The original code extended the Analyzer class and the overrode tokenStream(...).
@Override
public TokenStream tokenStream(String fieldName, Reader reader) {
CharStream charStream = CharReader.get(reader);
return
new LowerCaseFilter(version,
new SeparationFilter(version,
new WhitespaceTokenizer(version,
new HTMLStripFilter(charStream))));
}
But this method is final now and I am not sure how to understand the following note from the change log:
ReusableAnalyzerBase has been renamed to Analyzer. All Analyzer implementations must now use Analyzer.TokenStreamComponents, rather than overriding .tokenStream() and .reusableTokenStream() (which are now final).
There is another problem in the method quoted above:
- "The method get(Reader) is undefined for the type CharReader"
There seem to have been some considerable changes here, too.
- "TermPositionVector cannot be resolved to a type"

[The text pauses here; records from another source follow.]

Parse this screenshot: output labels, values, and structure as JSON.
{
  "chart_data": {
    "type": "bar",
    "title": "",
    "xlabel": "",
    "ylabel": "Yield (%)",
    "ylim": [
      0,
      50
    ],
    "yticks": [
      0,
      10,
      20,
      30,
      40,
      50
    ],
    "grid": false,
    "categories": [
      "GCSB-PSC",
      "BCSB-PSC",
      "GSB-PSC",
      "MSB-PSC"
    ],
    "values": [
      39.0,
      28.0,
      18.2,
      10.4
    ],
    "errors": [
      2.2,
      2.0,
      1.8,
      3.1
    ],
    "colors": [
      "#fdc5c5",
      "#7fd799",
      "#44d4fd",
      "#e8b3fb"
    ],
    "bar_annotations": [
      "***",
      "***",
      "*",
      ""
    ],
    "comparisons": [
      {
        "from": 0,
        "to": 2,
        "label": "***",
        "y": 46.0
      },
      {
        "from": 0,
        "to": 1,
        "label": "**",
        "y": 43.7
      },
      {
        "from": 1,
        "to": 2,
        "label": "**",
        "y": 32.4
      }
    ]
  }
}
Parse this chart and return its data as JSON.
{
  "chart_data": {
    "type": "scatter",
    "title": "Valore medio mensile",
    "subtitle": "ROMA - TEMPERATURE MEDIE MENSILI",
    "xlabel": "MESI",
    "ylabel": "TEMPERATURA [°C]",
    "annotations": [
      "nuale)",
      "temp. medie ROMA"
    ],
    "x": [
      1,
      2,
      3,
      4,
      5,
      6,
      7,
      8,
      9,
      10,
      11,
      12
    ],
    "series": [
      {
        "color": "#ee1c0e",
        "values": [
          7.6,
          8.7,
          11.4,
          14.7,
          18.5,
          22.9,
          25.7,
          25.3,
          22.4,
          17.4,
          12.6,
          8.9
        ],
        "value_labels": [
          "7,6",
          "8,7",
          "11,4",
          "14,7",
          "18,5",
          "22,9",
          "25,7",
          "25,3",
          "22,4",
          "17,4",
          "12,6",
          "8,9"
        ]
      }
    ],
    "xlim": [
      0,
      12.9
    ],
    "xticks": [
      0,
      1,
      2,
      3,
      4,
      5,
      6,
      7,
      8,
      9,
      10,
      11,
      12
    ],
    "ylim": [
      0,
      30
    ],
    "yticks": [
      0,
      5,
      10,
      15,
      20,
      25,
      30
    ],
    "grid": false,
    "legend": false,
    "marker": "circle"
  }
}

This class is gone now in Lucene 4. Are there any simple fixes for this? From the change log:
The term vectors APIs (TermFreqVector, TermPositionVector, TermVectorMapper) have been removed in favor of the above flexible indexing APIs, presenting a single-document inverted index of the document from the term vectors.
Probably related to this:
- "The method getTermFreqVector(int, String) is undefined for the type IndexReader."
Both problems occur here, for instance:
TermPositionVector termVector = (TermPositionVector) reader.getTermFreqVector(...);
("reader" is of Type IndexReader)
I would appreciate any help with these issues.